É perfeitamente possível e, mais
que isso, provável que prevaleça
um quadro de coordenação global
em prol do crescimento. Desde logo a China já iniciou uma desaceleração planejada da sua taxa de
crescimento para torná-la sustentável. Isso ajudará a moderar as
pressões inflacionárias observadas
nos últimos meses sobre os preços
das commodities metálicas e
agroindustriais. De outro lado, o
Japão luta para manter a sua recente recuperação econômica
-que ainda depende do desempenho das exportações- e, para
isso, o Banco do Japão opera pesadamente adquirindo títulos do Tesouro americano para valorizar o
dólar ante o iene. Essas compras,
em grande escala (US$ 450 bilhões
por ano), ajudam, obviamente, a
financiar os déficits fiscal e externo
dos EUA. Os tigres asiáticos seguem o exemplo japonês, adquirindo dólares para sustentar taxas
de câmbio suficientemente depreciadas que estimulam o dinamismo exportador. Essa simbiose de
interesses entre os EUA e a Ásia
tende a persistir até que apareçam
riscos inflacionários sérios nas economias do extremo leste. Por sua
vez, a União Européia parece, finalmente, retomar uma taxa de
crescimento mais consistente.
Esse cenário de retomada, ainda
que turbulenta, do crescimento
global descortina uma chance de
ouro para o Brasil completar o robustecimento de sua posição externa e para criar uma base interna de crédito e financiamento.

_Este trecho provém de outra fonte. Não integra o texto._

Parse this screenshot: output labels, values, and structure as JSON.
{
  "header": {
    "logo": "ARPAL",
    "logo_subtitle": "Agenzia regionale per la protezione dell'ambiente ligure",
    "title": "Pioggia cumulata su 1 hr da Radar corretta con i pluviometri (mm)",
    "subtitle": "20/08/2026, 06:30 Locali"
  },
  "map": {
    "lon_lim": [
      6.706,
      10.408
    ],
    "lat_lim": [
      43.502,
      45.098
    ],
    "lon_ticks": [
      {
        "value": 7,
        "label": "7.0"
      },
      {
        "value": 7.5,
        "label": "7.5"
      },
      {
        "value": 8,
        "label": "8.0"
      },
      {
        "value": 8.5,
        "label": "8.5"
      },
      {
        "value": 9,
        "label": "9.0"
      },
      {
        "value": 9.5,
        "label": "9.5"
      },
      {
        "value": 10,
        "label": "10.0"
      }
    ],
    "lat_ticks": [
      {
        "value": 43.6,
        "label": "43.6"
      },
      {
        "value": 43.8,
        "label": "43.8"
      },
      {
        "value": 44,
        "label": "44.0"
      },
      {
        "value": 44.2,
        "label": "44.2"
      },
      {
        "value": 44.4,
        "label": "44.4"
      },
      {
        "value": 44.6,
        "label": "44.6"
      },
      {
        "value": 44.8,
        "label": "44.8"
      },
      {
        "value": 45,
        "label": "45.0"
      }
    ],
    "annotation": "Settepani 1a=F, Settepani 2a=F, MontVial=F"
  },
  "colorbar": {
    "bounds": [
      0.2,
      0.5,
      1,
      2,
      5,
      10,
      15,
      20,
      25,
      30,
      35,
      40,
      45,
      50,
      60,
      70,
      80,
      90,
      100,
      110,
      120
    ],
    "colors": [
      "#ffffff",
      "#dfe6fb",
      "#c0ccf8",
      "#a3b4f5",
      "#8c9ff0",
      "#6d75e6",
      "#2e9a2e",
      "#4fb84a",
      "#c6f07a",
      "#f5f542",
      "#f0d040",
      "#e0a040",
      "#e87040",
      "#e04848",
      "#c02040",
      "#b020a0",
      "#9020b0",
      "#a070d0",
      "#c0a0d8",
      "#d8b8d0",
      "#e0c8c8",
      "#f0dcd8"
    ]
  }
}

Uma recuperação mais fraca e oscilante do crescimento nos EUA
facilita ao Fed cumprir a promessa
de que subirá a taxa de juros de
forma gradualista. As pressões inflacionárias sobre as commodities
poderão refluir (com o auxílio da
desaceleração chinesa). Nesse
quadro, a economia brasileira
continuaria desfrutando de um
estado de liquidez global relativamente folgado e de um comércio
mundial ainda em crescimento
-embora com preços menos favoráveis. Assim, a sustentação de
um elevado saldo comercial nos
próximos anos, condição sine qua
non para a criação de um colchão
protetor de reservas de divisas, requer o deslanche urgente de investimentos substanciais de criação
de capacidade exportadora e de
expansão da oferta doméstica para evitar o acúmulo de pressões inflacionárias. Investimentos públicos e privados de grande escala são
também urgentes em infra-estruturas -notadamente transportes,
portos e energia. O volume necessário de inversões adicionais monta a US$ 16 bilhões por ano (3% do
PIB) para assegurar a sustentabilidade da expansão.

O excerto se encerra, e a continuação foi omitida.